All reconstructed cells contained a total of 230 tubes, with considerable variability in their lengths. Due to the 100 nm section thickness, it was impossible to measure tubes smaller than this precisely. The longest tube observed in the cell shown in Fig. 4F was approximately 45 μm in length (Fig. 5A). Notably, as cell volume increases to approximately 80–90 μm3, the internal tube occupancy increases proportionally, after which it stabilizes at around 7% of the cell volume (Fig. 5B). This is consistent with our observation of the reconstructed cell structures shown in Fig. 3A−K. In smaller cells, tube-free regions were observed at the ends (red arrowheads in Figs. 3B–C, E–F), indicating a lower tube volume fraction (Fig. 3A–G). In contrast, larger cells contained densely packed tubes distributing throughout the cytoplasm, indicating a consistent volume fraction (Figs. 3J–K and 4C–F). These observations suggest that the total volume of the tubes is constrained by cell size (Fig. 5B). Moreover, the fact that no cells entirely lacking tubes were observed in our samples may indicate that the tubes arise from the division of pre-existing ones, although the underlying mechanisms remain to be elucidated.

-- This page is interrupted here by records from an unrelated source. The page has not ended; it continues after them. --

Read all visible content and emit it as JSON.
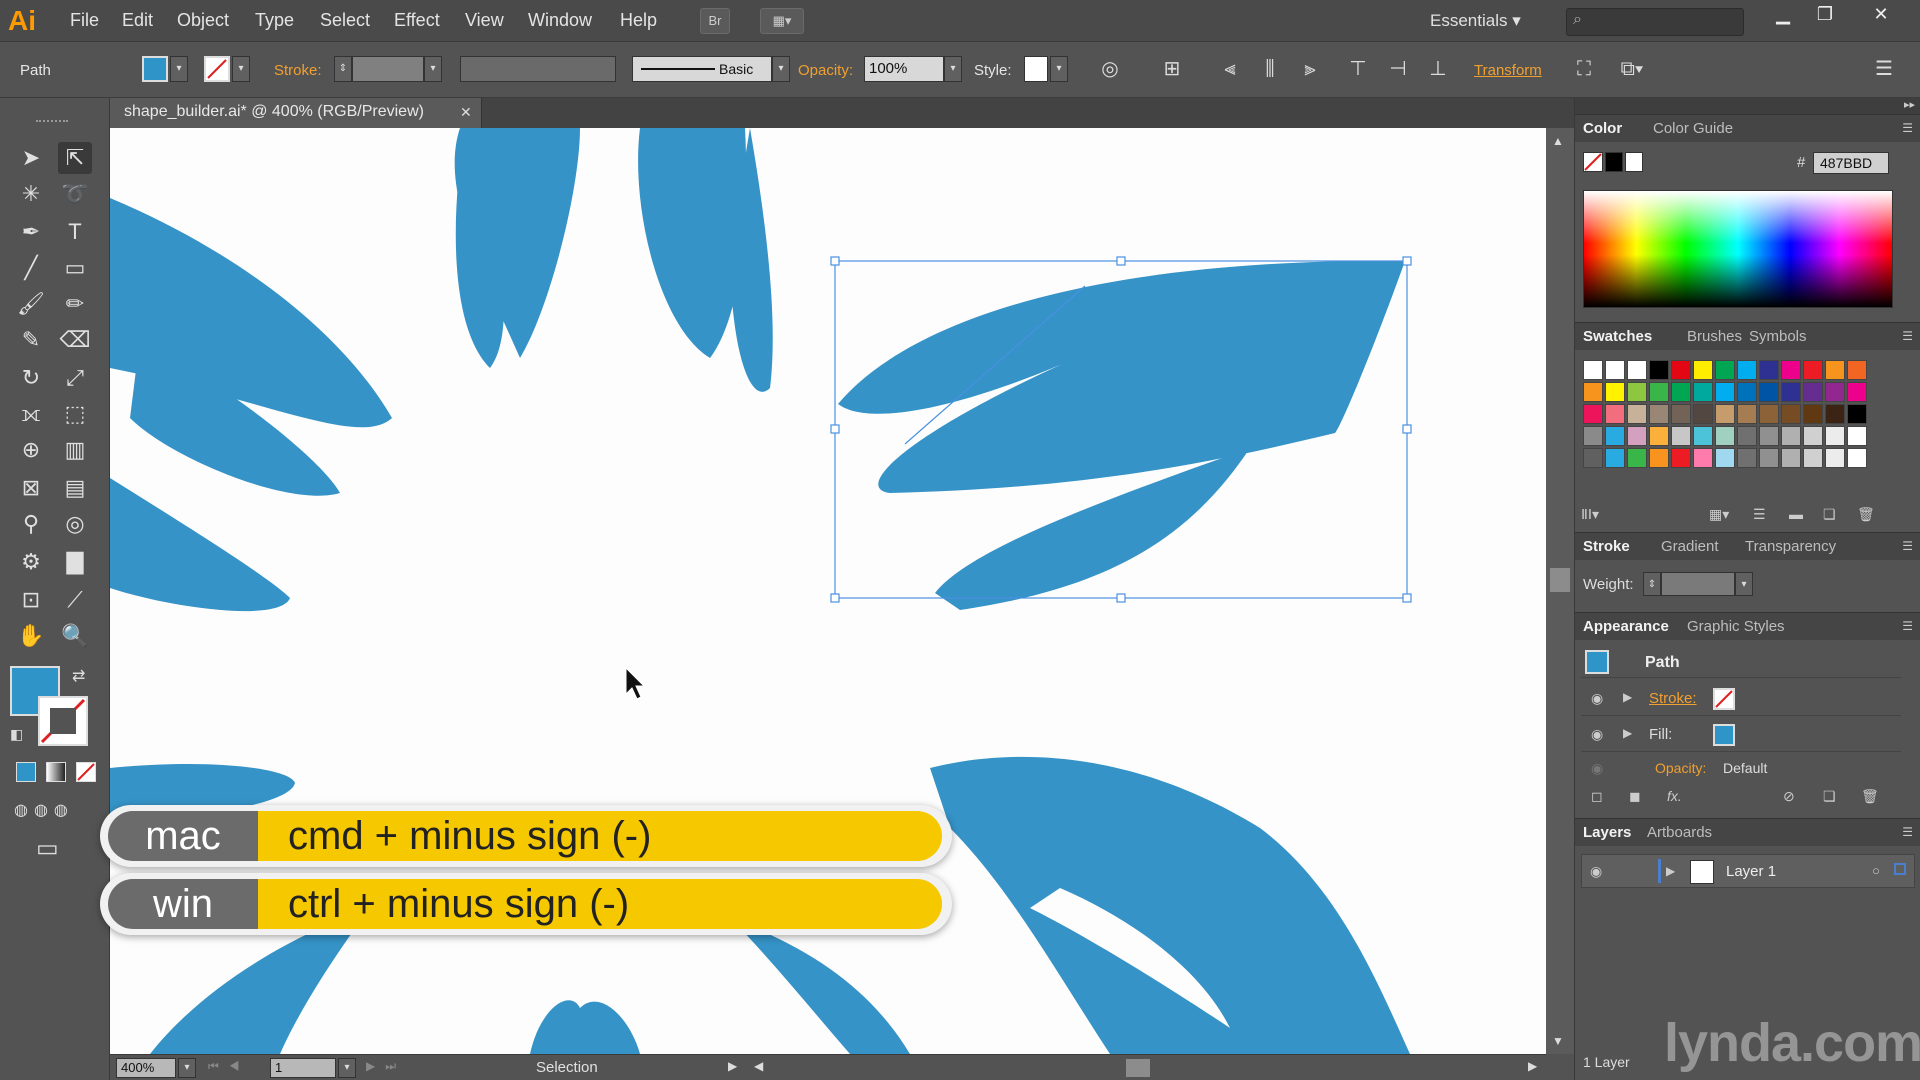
{
  "app": {
    "logo": "Ai"
  },
  "menu": [
    "File",
    "Edit",
    "Object",
    "Type",
    "Select",
    "Effect",
    "View",
    "Window",
    "Help"
  ],
  "menubar": {
    "bridge_label": "Br",
    "workspace": "Essentials"
  },
  "control": {
    "object_type": "Path",
    "stroke_label": "Stroke:",
    "brush": "Basic",
    "opacity_label": "Opacity:",
    "opacity_value": "100%",
    "style_label": "Style:",
    "transform_label": "Transform"
  },
  "document": {
    "tab_title": "shape_builder.ai* @ 400% (RGB/Preview)"
  },
  "colors": {
    "fill": "#2f95c9",
    "shape": "#3593c7"
  },
  "color_panel": {
    "tabs": [
      "Color",
      "Color Guide"
    ],
    "hex_label": "#",
    "hex_value": "487BBD"
  },
  "swatches_panel": {
    "tabs": [
      "Swatches",
      "Brushes",
      "Symbols"
    ]
  },
  "stroke_panel": {
    "tabs": [
      "Stroke",
      "Gradient",
      "Transparency"
    ],
    "weight_label": "Weight:"
  },
  "appearance_panel": {
    "tabs": [
      "Appearance",
      "Graphic Styles"
    ],
    "title": "Path",
    "stroke_label": "Stroke:",
    "fill_label": "Fill:",
    "opacity_label": "Opacity:",
    "opacity_value": "Default",
    "fx": "fx."
  },
  "layers_panel": {
    "tabs": [
      "Layers",
      "Artboards"
    ],
    "layer_name": "Layer 1",
    "footer": "1 Layer"
  },
  "status": {
    "zoom": "400%",
    "artboard": "1",
    "tool": "Selection"
  },
  "overlay": {
    "mac_label": "mac",
    "mac_keys": "cmd + minus sign (-)",
    "win_label": "win",
    "win_keys": "ctrl + minus sign (-)"
  },
  "watermark": "lynda.com"
}
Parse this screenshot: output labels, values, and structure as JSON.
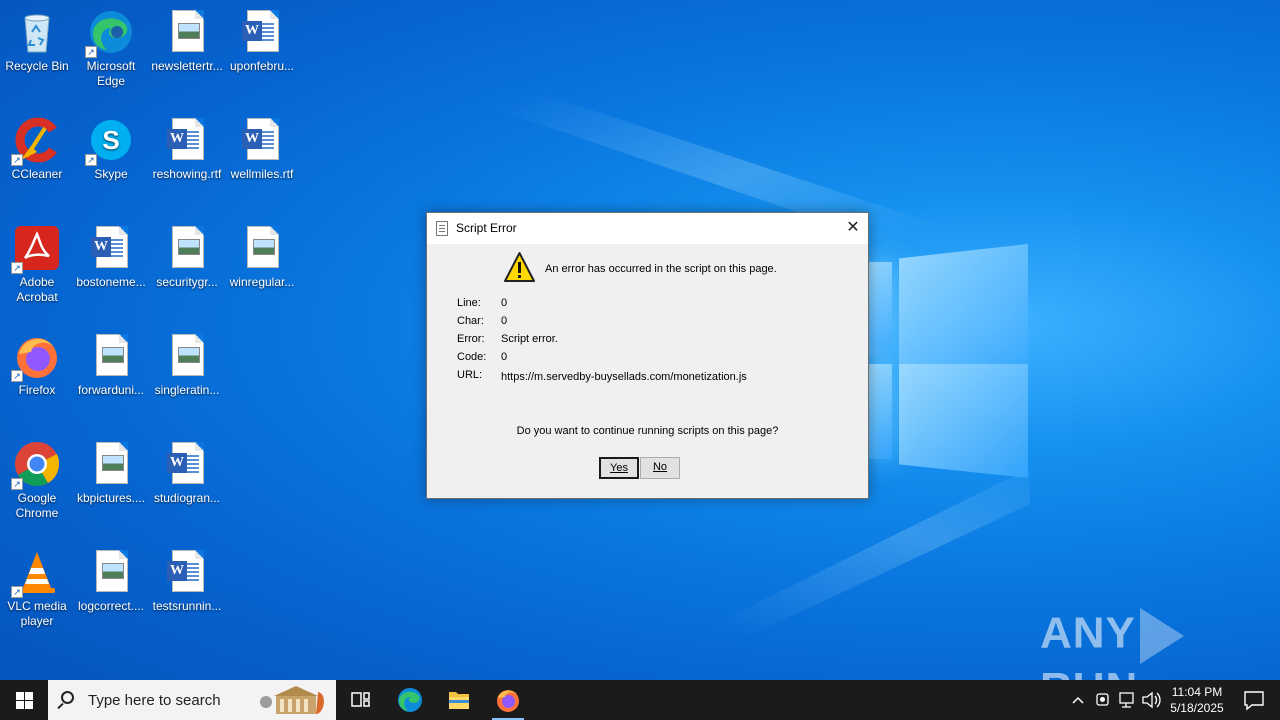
{
  "desktop": {
    "icons": [
      {
        "label": "Recycle Bin",
        "icon": "recycle-bin-icon"
      },
      {
        "label": "Microsoft Edge",
        "icon": "edge-icon"
      },
      {
        "label": "newslettertr...",
        "icon": "image-file-icon"
      },
      {
        "label": "uponfebru...",
        "icon": "word-document-icon"
      },
      {
        "label": "CCleaner",
        "icon": "ccleaner-icon"
      },
      {
        "label": "Skype",
        "icon": "skype-icon"
      },
      {
        "label": "reshowing.rtf",
        "icon": "word-document-icon"
      },
      {
        "label": "wellmiles.rtf",
        "icon": "word-document-icon"
      },
      {
        "label": "Adobe Acrobat",
        "icon": "acrobat-icon"
      },
      {
        "label": "bostoneme...",
        "icon": "word-document-icon"
      },
      {
        "label": "securitygr...",
        "icon": "image-file-icon"
      },
      {
        "label": "winregular...",
        "icon": "image-file-icon"
      },
      {
        "label": "Firefox",
        "icon": "firefox-icon"
      },
      {
        "label": "forwarduni...",
        "icon": "image-file-icon"
      },
      {
        "label": "singleratin...",
        "icon": "image-file-icon"
      },
      {
        "label": "Google Chrome",
        "icon": "chrome-icon"
      },
      {
        "label": "kbpictures....",
        "icon": "image-file-icon"
      },
      {
        "label": "studiogran...",
        "icon": "word-document-icon"
      },
      {
        "label": "VLC media player",
        "icon": "vlc-icon"
      },
      {
        "label": "logcorrect....",
        "icon": "image-file-icon"
      },
      {
        "label": "testsrunnin...",
        "icon": "word-document-icon"
      }
    ]
  },
  "dialog": {
    "title": "Script Error",
    "message": "An error has occurred in the script on this page.",
    "fields": [
      {
        "key": "Line:",
        "value": "0"
      },
      {
        "key": "Char:",
        "value": "0"
      },
      {
        "key": "Error:",
        "value": "Script error."
      },
      {
        "key": "Code:",
        "value": "0"
      },
      {
        "key": "URL:",
        "value": "https://m.servedby-buysellads.com/monetization.js"
      }
    ],
    "question": "Do you want to continue running scripts on this page?",
    "yes_label": "Yes",
    "no_label": "No"
  },
  "watermark": {
    "left": "ANY",
    "right": "RUN"
  },
  "taskbar": {
    "search_placeholder": "Type here to search",
    "time": "11:04 PM",
    "date": "5/18/2025"
  }
}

A Distribution of the tube length (N = 230). B Relationship between cell volume and total tube volume (N = 13). C Tomographic slices of the 8 nm thick Z-plane reconstructed by HVEM, showing the ultrastructure of the tubes within Profftella cells (see also Supplementary Movie 6). The left, middle, and right panels represent the far slice of the tubes (16th of 60 slices), the center slice of the tubes along with internal hollows (indicated by red arrows, 26th of 60 slices), and the near slice of the tubes (40th of 60 slices), respectively. D A volume-rendering image of the tube corresponding to the rectangular region in C (see also Supplementary Movie 7), showing five fibers twisted in a right-handed helical configuration. E–I TEM images of the tubes observed in 100 nm thick sections after detergent treatment, showing a longitudinal section of the tube displaying obliquely arranged sub-filaments (E), and cross-sections of the tubes (F-I) indicating that the outer wall of the tube is composed of five or six sub-filaments. Scale bars: (C) 500 nm and (E-I) 100 nm.
To analyse the finer structure of the tubes, relatively thick sections ( ~ 500 nm) were prepared for electron tomography using HVEM. Tomography data revealed that five fibers were twisted together in a right-handed helical configuration to form the tube (Fig. 5C, D and Supplementary Movies 6–8). This helical structure was also observed in unembedded bare tubes as described above (Supplementary Movie 1). The central region appeared hollow with no internal filling. To more accurately determine the number of fibers, specimens were treated with Triton X-100, fixed, dehydrated, resin-embedded, and sectioned for TEM observation (Fig. 5E–I). Cross-sectional analysis revealed that the tubes were composed of five or six fibers (Fig. 5F−I). Out of ten clearly observed cross-sections of the tubes, eight contained six fibers and two contained five fibers, suggesting that the six-fiber type is more common, while the five-fiber type is less frequent.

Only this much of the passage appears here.